Zeytinlikler Tehlikede! AKP'den Yeni Talan Yasası mı Geliyor?
Cumhuriyet Halk Partisi (CHP) Denizli Milletvekili Gülizar Biçer Karaca, sosyal medya üzerinden yaptığı açıklamada, Meclis'te görüşülmekte olan yeni bir torba yasa tasarısının doğal varlıkları, özellikle zeytinlikleri ve koruma alanlarını madencilik ve enerji projelerine açma potansiyeli taşıdığını vurguladı. Karaca, bu durumu AKP'nin 23 yıllık iktidarı boyunca gerçekleştirdiği en kapsamlı talan düzenlemesi olarak nitelendirdi.
Zeytinlikler Madenciliğe Mi Açılıyor?
Gülizar Biçer Karaca, AKP'nin daha önce de benzer girişimlerde bulunduğunu, ancak halkın ve kamuoyunun direnişi sayesinde bu girişimlerin engellendiğini hatırlattı. Ancak, mevcut durumda Saray rejiminin sermayenin istekleri doğrultusunda hareket ederek, en kapsamlı talan düzenlemesini yasalaştırma aşamasında olduğunu belirtti. Özellikle Limak-İC ortaklığının geçen yıl gönderdiği bir mektupla talep ettiği maddelerin, bu yasa teklifinin temelini oluşturduğu iddia edildi.
Karaca, bu sürecin Anadolu'nun toprağını, halkını ve emeğini, emperyalist bir işbirliği çerçevesinde yeniden şekillendirme girişimi olduğunu savundu. Ayrıca, bu durumun ülkeyi küresel sermayenin ucuz emek ve hammadde kaynağına dönüştürme planının bir parçası olduğunu da sözlerine ekledi.
Süreçte, şirketlerin talepleri doğrultusunda zeytinliklerden özel çevre koruma bölgelerine, milli parklardan kültürel sit alanlarına kadar tüm doğal ve tarihsel varlıkların, maden ve enerji projeleri için sermayeye sınırsızca açılacağı ifade edildi. Hatta, bugüne kadar hukuk tanımayan şirketlere bir de ödül verilerek, kaçak madenlerin affedileceği belirtildi.
"AKP Sermayenin Emir Eri Oldu"
Gülizar Biçer Karaca, AKP'nin artık yerli-yabancı her sermaye talebinin emir eri haline geldiğini ve zeytin ağacının, toprağın, suyun ve halkın yaşam hakkının karşısında, şirketlerin taleplerinin esas alındığını vurguladı. Bu durumun, ülkenin en büyük toprak gaspı ve mülksüzleştirme operasyonu olduğunu iddia etti.
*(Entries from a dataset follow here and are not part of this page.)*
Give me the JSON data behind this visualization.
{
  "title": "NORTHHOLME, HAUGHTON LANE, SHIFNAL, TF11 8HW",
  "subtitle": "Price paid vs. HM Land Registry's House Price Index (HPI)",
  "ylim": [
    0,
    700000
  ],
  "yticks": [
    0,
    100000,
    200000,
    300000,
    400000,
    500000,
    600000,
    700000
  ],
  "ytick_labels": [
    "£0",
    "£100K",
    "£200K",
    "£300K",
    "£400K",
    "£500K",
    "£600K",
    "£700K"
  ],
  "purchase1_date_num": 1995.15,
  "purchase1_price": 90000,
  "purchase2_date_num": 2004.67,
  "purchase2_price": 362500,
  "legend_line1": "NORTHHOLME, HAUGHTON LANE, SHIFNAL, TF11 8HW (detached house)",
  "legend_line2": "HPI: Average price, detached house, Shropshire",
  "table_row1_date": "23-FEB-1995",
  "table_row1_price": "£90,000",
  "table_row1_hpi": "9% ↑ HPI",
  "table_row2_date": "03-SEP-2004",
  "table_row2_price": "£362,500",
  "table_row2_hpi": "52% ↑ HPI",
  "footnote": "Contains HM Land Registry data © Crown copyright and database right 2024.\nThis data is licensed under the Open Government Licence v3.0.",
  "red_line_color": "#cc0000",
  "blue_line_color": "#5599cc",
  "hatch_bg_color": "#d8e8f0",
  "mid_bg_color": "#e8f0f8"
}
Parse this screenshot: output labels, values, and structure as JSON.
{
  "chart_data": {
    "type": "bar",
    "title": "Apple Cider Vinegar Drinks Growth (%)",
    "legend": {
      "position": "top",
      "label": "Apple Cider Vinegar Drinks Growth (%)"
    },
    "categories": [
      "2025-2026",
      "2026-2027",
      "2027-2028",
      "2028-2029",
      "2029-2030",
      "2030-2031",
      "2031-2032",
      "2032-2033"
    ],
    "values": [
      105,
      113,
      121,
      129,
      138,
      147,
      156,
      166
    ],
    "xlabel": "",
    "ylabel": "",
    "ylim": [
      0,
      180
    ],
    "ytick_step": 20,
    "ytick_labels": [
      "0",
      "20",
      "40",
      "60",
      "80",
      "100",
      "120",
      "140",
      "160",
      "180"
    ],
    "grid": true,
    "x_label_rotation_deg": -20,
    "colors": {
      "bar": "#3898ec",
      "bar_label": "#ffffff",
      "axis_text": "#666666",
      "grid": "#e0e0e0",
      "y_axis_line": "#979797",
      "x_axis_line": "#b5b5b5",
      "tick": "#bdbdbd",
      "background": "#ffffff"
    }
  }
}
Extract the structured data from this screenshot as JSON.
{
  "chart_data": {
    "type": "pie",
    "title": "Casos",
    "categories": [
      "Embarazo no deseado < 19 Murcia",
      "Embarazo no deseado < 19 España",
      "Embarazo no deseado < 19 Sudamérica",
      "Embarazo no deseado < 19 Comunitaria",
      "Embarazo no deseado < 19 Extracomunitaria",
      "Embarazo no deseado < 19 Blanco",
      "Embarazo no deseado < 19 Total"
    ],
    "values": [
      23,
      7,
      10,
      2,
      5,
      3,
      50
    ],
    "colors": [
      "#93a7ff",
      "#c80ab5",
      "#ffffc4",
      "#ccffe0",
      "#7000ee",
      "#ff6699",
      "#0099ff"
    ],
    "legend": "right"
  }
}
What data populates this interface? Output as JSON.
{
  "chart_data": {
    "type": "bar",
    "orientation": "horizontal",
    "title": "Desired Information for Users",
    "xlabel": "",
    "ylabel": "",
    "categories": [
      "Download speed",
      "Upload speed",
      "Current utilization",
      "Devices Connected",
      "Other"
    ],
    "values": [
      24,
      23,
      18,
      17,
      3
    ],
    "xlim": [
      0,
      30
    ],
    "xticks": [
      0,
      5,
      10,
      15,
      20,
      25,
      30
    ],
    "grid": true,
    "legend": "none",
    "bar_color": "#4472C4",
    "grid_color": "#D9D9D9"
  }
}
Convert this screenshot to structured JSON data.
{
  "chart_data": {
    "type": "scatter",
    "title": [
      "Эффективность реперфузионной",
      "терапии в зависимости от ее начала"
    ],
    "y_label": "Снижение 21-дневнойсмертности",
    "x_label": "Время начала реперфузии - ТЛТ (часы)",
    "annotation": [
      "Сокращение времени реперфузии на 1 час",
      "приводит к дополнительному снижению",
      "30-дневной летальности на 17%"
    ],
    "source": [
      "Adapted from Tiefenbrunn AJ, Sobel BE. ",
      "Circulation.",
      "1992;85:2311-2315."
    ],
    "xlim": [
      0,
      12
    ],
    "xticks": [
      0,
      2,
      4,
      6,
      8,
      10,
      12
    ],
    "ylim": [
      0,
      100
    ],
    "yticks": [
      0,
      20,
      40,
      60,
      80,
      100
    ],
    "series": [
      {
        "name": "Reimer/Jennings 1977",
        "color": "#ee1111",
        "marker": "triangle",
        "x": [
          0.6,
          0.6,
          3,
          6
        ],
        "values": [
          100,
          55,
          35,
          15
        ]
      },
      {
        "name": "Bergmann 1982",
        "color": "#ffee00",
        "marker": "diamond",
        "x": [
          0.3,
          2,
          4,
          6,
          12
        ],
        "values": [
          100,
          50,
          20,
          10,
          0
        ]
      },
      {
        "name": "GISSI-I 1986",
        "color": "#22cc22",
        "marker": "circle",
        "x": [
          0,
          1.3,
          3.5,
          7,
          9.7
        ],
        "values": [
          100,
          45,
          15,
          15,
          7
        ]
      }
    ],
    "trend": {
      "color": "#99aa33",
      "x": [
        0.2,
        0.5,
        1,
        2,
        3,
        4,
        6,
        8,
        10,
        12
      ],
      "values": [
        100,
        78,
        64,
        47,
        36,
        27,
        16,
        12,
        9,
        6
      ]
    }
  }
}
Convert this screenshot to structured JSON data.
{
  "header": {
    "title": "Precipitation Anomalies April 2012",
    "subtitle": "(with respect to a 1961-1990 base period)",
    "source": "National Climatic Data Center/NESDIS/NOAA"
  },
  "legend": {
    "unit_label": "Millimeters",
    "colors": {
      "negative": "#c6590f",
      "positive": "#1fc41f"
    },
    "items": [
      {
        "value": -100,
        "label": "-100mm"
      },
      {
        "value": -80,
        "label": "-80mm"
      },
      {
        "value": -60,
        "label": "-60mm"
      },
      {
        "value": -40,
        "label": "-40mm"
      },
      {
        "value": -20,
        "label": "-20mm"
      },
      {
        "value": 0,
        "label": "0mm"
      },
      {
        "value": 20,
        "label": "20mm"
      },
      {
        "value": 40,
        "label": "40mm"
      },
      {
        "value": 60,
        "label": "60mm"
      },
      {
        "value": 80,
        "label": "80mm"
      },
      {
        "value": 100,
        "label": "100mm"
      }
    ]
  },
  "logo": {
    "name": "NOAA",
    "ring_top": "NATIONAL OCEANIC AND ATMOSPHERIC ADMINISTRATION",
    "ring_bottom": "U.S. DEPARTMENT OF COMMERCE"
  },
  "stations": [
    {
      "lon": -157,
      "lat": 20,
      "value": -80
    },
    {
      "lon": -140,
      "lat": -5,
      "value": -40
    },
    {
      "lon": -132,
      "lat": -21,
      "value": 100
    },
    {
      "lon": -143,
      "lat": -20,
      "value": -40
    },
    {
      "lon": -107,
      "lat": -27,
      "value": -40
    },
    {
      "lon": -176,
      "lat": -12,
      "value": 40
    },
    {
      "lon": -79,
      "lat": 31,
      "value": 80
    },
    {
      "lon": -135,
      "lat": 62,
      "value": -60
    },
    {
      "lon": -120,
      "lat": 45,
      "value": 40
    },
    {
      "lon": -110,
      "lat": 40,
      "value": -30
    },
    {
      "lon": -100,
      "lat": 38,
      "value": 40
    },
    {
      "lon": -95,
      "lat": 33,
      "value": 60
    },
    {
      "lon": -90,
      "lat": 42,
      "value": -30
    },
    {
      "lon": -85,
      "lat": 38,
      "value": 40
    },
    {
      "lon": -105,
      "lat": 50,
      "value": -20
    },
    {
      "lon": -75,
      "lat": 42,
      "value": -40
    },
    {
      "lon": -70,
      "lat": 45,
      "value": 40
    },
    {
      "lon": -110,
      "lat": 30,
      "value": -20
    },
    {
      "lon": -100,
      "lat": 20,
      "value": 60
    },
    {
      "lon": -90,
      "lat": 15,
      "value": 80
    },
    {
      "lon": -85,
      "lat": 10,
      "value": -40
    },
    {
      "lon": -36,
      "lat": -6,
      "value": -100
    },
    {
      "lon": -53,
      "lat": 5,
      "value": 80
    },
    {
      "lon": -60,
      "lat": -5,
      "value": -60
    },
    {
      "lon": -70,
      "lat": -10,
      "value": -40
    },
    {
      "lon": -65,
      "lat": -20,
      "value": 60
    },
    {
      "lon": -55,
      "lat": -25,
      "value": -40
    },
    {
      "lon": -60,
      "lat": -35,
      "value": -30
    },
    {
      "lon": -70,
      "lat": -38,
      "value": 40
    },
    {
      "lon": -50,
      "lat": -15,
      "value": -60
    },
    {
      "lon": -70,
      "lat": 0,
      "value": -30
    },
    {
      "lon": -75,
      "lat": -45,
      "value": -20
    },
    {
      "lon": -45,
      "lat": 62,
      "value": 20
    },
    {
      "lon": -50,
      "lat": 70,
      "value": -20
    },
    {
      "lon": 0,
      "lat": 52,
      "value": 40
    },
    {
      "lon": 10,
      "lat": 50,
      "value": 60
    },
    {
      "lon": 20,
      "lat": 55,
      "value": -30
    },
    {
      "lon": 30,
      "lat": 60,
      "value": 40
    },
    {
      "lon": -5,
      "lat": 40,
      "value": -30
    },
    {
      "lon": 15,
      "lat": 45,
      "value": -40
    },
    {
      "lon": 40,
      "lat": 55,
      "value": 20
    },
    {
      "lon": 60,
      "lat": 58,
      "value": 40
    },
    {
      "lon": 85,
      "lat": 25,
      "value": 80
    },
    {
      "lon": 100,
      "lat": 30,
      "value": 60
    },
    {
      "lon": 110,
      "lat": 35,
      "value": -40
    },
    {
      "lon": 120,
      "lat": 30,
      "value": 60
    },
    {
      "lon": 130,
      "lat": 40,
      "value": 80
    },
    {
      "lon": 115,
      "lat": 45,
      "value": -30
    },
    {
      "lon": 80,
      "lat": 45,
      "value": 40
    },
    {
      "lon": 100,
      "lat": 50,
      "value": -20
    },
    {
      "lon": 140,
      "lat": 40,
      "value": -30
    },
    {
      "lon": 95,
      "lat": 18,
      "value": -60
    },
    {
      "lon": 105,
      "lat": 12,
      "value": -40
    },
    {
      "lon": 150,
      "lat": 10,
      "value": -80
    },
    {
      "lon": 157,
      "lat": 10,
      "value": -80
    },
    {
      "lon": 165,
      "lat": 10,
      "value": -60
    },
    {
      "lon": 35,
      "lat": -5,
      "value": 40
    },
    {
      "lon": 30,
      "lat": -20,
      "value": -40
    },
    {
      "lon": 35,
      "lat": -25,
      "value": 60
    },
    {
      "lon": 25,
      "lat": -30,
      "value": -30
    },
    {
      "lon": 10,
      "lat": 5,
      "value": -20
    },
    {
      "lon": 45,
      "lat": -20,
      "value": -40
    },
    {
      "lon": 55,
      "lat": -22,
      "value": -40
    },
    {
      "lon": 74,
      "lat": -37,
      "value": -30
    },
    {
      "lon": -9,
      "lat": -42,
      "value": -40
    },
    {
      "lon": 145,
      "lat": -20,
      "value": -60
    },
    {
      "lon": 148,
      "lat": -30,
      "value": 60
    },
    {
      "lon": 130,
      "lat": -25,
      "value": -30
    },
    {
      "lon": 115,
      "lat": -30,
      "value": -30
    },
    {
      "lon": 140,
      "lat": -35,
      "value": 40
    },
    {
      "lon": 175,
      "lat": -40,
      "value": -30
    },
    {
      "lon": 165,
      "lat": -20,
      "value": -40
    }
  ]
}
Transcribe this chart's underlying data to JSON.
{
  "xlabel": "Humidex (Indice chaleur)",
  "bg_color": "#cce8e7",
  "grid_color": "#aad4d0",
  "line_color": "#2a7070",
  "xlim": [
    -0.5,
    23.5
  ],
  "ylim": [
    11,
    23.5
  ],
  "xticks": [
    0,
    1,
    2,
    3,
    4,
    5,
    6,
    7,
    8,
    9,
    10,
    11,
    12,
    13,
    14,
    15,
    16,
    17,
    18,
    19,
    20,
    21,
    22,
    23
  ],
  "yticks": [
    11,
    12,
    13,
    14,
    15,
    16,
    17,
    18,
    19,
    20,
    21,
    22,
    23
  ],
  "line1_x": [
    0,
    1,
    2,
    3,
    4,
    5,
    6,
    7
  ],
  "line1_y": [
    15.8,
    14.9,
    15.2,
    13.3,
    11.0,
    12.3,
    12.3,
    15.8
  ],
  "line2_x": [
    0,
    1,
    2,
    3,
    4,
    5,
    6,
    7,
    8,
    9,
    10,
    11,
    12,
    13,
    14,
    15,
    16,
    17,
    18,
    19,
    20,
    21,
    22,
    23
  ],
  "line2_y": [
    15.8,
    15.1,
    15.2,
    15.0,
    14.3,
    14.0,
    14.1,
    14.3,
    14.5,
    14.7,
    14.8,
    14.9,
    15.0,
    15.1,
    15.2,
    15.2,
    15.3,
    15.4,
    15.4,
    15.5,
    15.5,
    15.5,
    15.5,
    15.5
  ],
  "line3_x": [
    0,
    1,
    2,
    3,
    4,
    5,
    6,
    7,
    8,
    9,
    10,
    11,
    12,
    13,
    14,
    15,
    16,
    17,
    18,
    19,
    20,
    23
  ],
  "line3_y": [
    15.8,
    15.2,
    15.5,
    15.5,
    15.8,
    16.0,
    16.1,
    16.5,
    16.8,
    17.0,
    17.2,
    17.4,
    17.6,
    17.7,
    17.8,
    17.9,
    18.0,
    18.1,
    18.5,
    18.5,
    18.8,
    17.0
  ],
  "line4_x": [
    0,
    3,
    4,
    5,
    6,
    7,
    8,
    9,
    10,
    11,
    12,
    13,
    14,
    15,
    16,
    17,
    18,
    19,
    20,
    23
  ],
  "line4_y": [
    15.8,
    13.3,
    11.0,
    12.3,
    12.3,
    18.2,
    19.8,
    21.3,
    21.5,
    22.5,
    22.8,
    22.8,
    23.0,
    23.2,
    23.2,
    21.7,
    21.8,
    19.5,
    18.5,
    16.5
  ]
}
Karaca, Meclis'te kabul edilen her maddenin hem doğaya hem de emeğe karşı işlenmiş bir suç olduğunu belirterek, ülkenin halkının ve doğasının sömürgeci madenciliğe ve vahşi kapitalizme teslim edilmesine karşı topyekün bir direnişin şart olduğunu ifade etti. Direnmenin sadece bir hak değil, aynı zamanda bir zorunluluk olduğunu da sözlerine ekledi.
Bu gelişmeler, Türkiye'nin doğal ve kültürel mirasının korunması konusunda endişeleri artırırken, kamuoyunun ve sivil toplum örgütlerinin tepkilerini de beraberinde getirecek gibi görünüyor. Torba yasa tasarısının içeriği ve olası etkileri hakkında daha fazla bilgi edinmek için gelişmeler yakından takip edilmelidir.